Here is documentation about arrow wounds during the Civil War era.
3 September 1863, the Battle of Stone Hill was fought in North Dakota. Corwin Lee: 7th Iowa Cavalry Company M, The Sioux City Cavalry wrote a vivid account of the engagement that was printed in the Iowa City Republican. The full text is on page 263 of
Iowa Valor, a compilation of Civil War Combat Experiences from Soldiers of the State Distinguished as Most Patriotic of the Patriotic.
The Lakota had fought from the cover of a ravine leading to a wetland & lake. As darkness fell, the Lakota who survived retreated from the filed.
"Col. Wilson had his horse shot under him, also the Adutant, who was wounded & lay on the field, covering himself with his robe. During the night he was discovery by an Indian & stabbed with a butcher knife three or four times, the knife being left in a wound. he lived into the next day. In the ravine the Indians' plunder lay, literally covering the ground, showing unmistakable evidence of the severity of our fire. Dead & crippled ponies, squaws, papooses & Indians lay in confusion & blood scattered on all sides."
"During the next day there was considerable running round or the battle field. One wounded Indian was discovered in the grass & with his bow & arrows he succeeded in wounding two of our men before they could kill him. He would shoot tow arrows at a time, & dodge down into the tall grass before they could get a sight of him."
"Our second bugler & the sergeant of the battery brought him down with their revolvers & the bugler scalped him before he ceased kicking."
The Battle of Stone Hill is a state park in North Dakota.
Fetterman was lured into a trap by that the Lakota, Northern Cheyenne & Northern Arapaho had spent weeks to prepare. They called the engagement the Battle of the Hundred in Hand.
Fetterman's death site is location where he & 80 men infantry were brought under attack from two directions. He & his men when down in minutes under a shower of arrows. The attackers inflicted friendly fire casualties on each other.
I highly recommend an article available online from the Journal of the American Revolution. Techniques & Tech/May 16, 2013.
Battle Wounds: Never Pull an Arrow Out of a Body by Hugh T. Harrington.
The most complete & detailed account of arrow wounds & treatments is Dr. Joseph Howland Bill's "Notes on Arrow Wounds" is considered the definitive work on American arrow wounds.
In 1860 Bill was commissioned 1st Lieutenant & assigned to Fort Defiance, New Mexico. There, he wrote a 22-page essay,
"Notes on Arrow Wounds," which was published in
American Journal of Medical Sciences, 1862. He was transferred east, serving in the Civil War & stayed in the army until his death in 1885.
Dr. Bill encountered arrow heads made from stone, antler, shell, hardwood, bone & metal. The arrow head was attached with tendons or sinews.

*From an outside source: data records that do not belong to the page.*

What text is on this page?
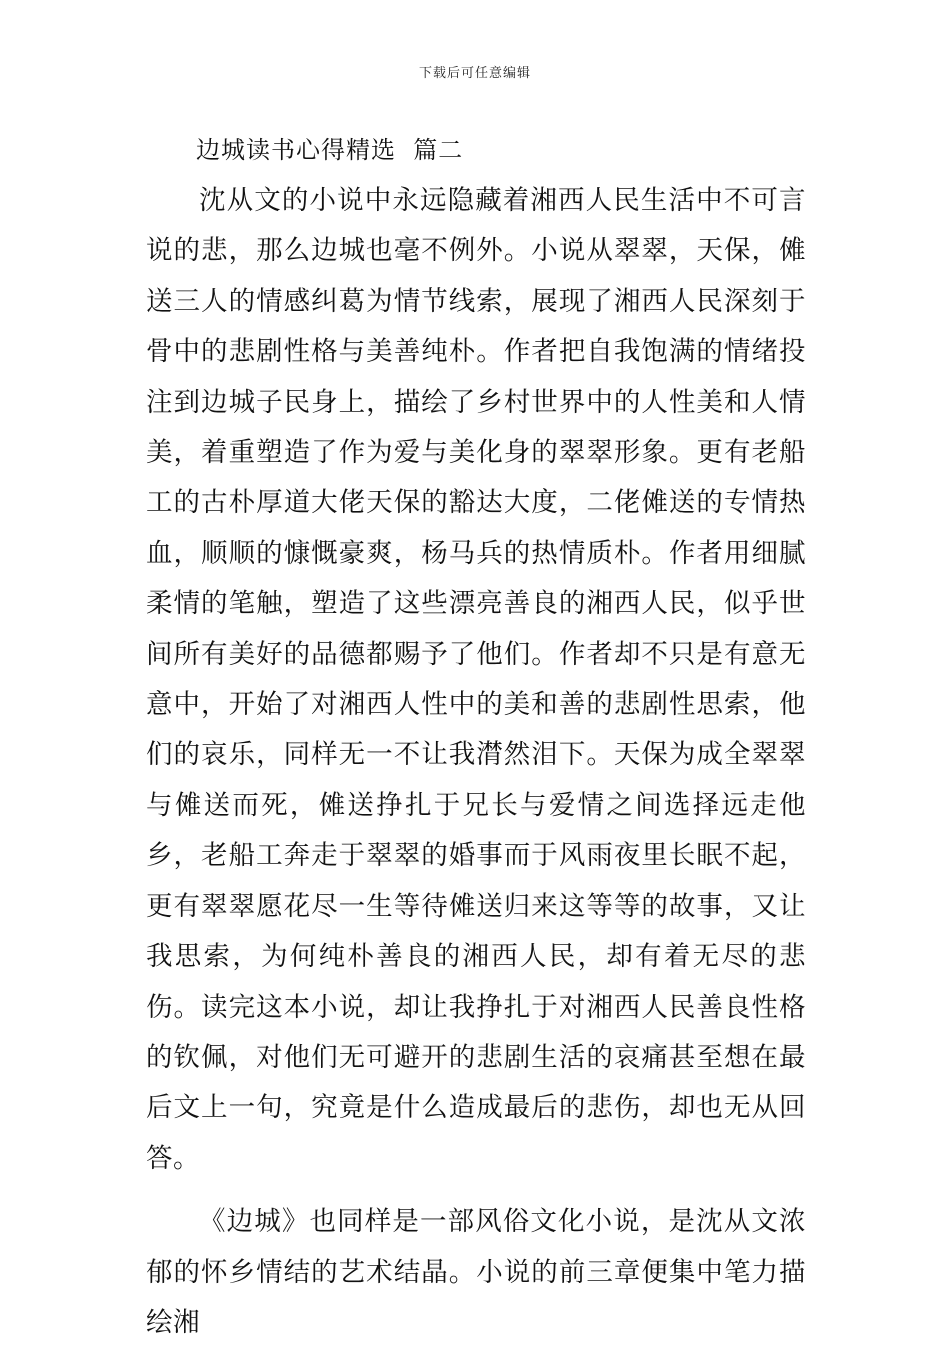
下载后可任意编辑
边城读书心得精选  篇二

沈从文的小说中永远隐藏着湘西人民生活中不可言说的悲，那么边城也毫不例外。小说从翠翠，天保，傩送三人的情感纠葛为情节线索，展现了湘西人民深刻于骨中的悲剧性格与美善纯朴。作者把自我饱满的情绪投注到边城子民身上，描绘了乡村世界中的人性美和人情美，着重塑造了作为爱与美化身的翠翠形象。更有老船工的古朴厚道大佬天保的豁达大度，二佬傩送的专情热血，顺顺的慷慨豪爽，杨马兵的热情质朴。作者用细腻柔情的笔触，塑造了这些漂亮善良的湘西人民，似乎世间所有美好的品德都赐予了他们。作者却不只是有意无意中，开始了对湘西人性中的美和善的悲剧性思索，他们的哀乐，同样无一不让我潸然泪下。天保为成全翠翠与傩送而死，傩送挣扎于兄长与爱情之间选择远走他乡，老船工奔走于翠翠的婚事而于风雨夜里长眠不起，更有翠翠愿花尽一生等待傩送归来这等等的故事，又让我思索，为何纯朴善良的湘西人民，却有着无尽的悲伤。读完这本小说，却让我挣扎于对湘西人民善良性格的钦佩，对他们无可避开的悲剧生活的哀痛甚至想在最后文上一句，究竟是什么造成最后的悲伤，却也无从回答。

《边城》也同样是一部风俗文化小说，是沈从文浓郁的怀乡情结的艺术结晶。小说的前三章便集中笔力描绘湘
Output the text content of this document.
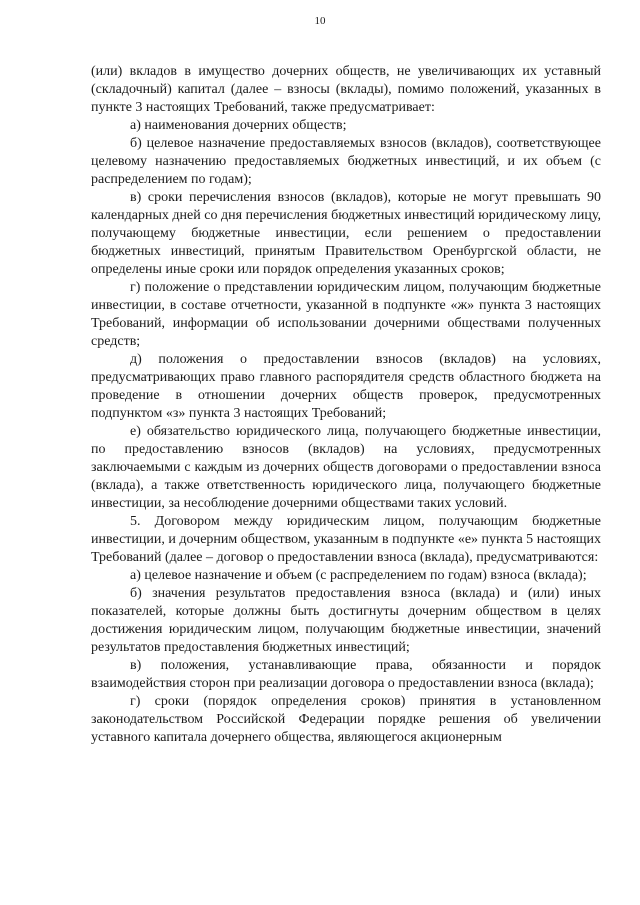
10

(или) вкладов в имущество дочерних обществ, не увеличивающих их уставный (складочный) капитал (далее – взносы (вклады), помимо положений, указанных в пункте 3 настоящих Требований, также предусматривает:

а) наименования дочерних обществ;

б) целевое назначение предоставляемых взносов (вкладов), соответствующее целевому назначению предоставляемых бюджетных инвестиций, и их объем (с распределением по годам);

в) сроки перечисления взносов (вкладов), которые не могут превышать 90 календарных дней со дня перечисления бюджетных инвестиций юридическому лицу, получающему бюджетные инвестиции, если решением о предоставлении бюджетных инвестиций, принятым Правительством Оренбургской области, не определены иные сроки или порядок определения указанных сроков;

г) положение о представлении юридическим лицом, получающим бюджетные инвестиции, в составе отчетности, указанной в подпункте «ж» пункта 3 настоящих Требований, информации об использовании дочерними обществами полученных средств;

д) положения о предоставлении взносов (вкладов) на условиях, предусматривающих право главного распорядителя средств областного бюджета на проведение в отношении дочерних обществ проверок, предусмотренных подпунктом «з» пункта 3 настоящих Требований;

е) обязательство юридического лица, получающего бюджетные инвестиции, по предоставлению взносов (вкладов) на условиях, предусмотренных заключаемыми с каждым из дочерних обществ договорами о предоставлении взноса (вклада), а также ответственность юридического лица, получающего бюджетные инвестиции, за несоблюдение дочерними обществами таких условий.

5. Договором между юридическим лицом, получающим бюджетные инвестиции, и дочерним обществом, указанным в подпункте «е» пункта 5 настоящих Требований (далее – договор о предоставлении взноса (вклада), предусматриваются:

а) целевое назначение и объем (с распределением по годам) взноса (вклада);

б) значения результатов предоставления взноса (вклада) и (или) иных показателей, которые должны быть достигнуты дочерним обществом в целях достижения юридическим лицом, получающим бюджетные инвестиции, значений результатов предоставления бюджетных инвестиций;

в) положения, устанавливающие права, обязанности и порядок взаимодействия сторон при реализации договора о предоставлении взноса (вклада);

г) сроки (порядок определения сроков) принятия в установленном законодательством Российской Федерации порядке решения об увеличении уставного капитала дочернего общества, являющегося акционерным
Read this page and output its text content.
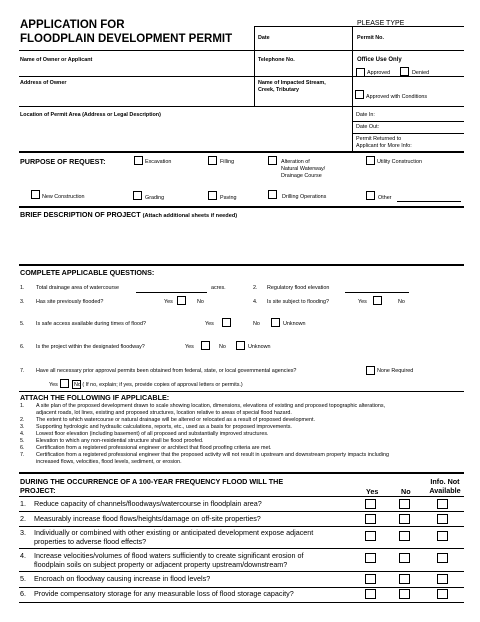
APPLICATION FOR
FLOODPLAIN DEVELOPMENT PERMIT
PLEASE TYPE
Date	Permit No.
Name of Owner or Applicant	Telephone No.	Office Use Only
Approved	Denied
Address of Owner	Name of Impacted Stream,
Creek, Tributary
Approved with Conditions
Location of Permit Area (Address or Legal Description)	Date In:
Date Out:
Permit Returned to
Applicant for More Info:
PURPOSE OF REQUEST:	Excavation	Filling	Alteration of
Natural Waterway/
Drainage Course
Utility Construction
New Construction	Grading	Paving	Drilling Operations	Other
BRIEF DESCRIPTION OF PROJECT (Attach additional sheets if needed)
COMPLETE APPLICABLE QUESTIONS:
1. Total drainage area of watercourse	acres.	2. Regulatory flood elevation
3. Has site previously flooded?	Yes	No	4. Is site subject to flooding?	Yes	No
5. Is safe access available during times of flood?	Yes	No	Unknown
6. Is the project within the designated floodway?	Yes	No	Unknown
7. Have all necessary prior approval permits been obtained from federal, state, or local governmental agencies?	None Required
Yes	No ( If no, explain; if yes, provide copies of approval letters or permits.)
ATTACH THE FOLLOWING IF APPLICABLE:
1. A site plan of the proposed development drawn to scale showing location, dimensions, elevations of existing and proposed topographic alterations,
adjacent roads, lot lines, existing and proposed structures, location relative to areas of special flood hazard.
2. The extent to which watercourse or natural drainage will be altered or relocated as a result of proposed development.
3. Supporting hydrologic and hydraulic calculations, reports, etc., used as a basis for proposed improvements.
4. Lowest floor elevation (including basement) of all proposed and substantially improved structures.
5. Elevation to which any non-residential structure shall be flood proofed.
6. Certification from a registered professional engineer or architect that flood proofing criteria are met.
7. Certification from a registered professional engineer that the proposed activity will not result in upstream and downstream property impacts including
increased flows, velocities, flood levels, sediment, or erosion.
DURING THE OCCURRENCE OF A 100-YEAR FREQUENCY FLOOD WILL THE
PROJECT:	Yes	No
Info. Not
Available
1. Reduce capacity of channels/floodways/watercourse in floodplain area?
2. Measurably increase flood flows/heights/damage on off-site properties?
3. Individually or combined with other existing or anticipated development expose adjacent
properties to adverse flood effects?
4. Increase velocities/volumes of flood waters sufficiently to create significant erosion of
floodplain soils on subject property or adjacent property upstream/downstream?
5. Encroach on floodway causing increase in flood levels?
6. Provide compensatory storage for any measurable loss of flood storage capacity?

Once wet, the arrowhead would become loose form its contact with blood & other bodily fluids. Attempting to pull the arrow out would leave the head in the wound. The doctor would then have to probe the wound like searching for a bullet.
"...expert bowman can easily discharge six arrows a minute."
In one of Dr. Bill's case studies, three soldiers suffered 42 arrow wounds between them. He also says that he only rarely saw a patient with only a single arrow wound. Because of the ragged edges of the arrow head, leaving it in the wound as could be done with bullets, was not an option. An arrowhead would aggravate the wound & cause inflammation. Only amputation could save the patient.
"We might as well cut the patient's limb up until we do find the arrow-head."
If an arrowhead had lodged in a bone, great effort was required to remove it using a wire loop.
"...bracing my knees against the patients thorax, I applied all the action I could muster. Suddenly the arrowhead flew out of its seat, & I would have fallen on the floor, had not the steward caught me."
Bill observed eighty arrow wounds, the majority to the trunk, thirty six in all. Of these twenty-two died. There were 35 wounds to the extremities. He concluded that arrow wounds were more likely to be fatal than those from bullets. Bill's is the only documented historical report on the nature & treatment of arrow wounds.
<ehistory.freeservers.com> Joseph Howland Bill, M.D., Arrow Wounds & Treatments on the Western Frontier... a fatality greater than that produced by any other weapon. by Lisa A. Ennis & Hugh T. Harrington is a really good capsulation of Bill's book.
The metal identified in arrowheads was almost always taken from a barrel hoop. I haven't encountered any copper or bronze heads. In antiquity they were cast, which wasn't a technique used on the plaines.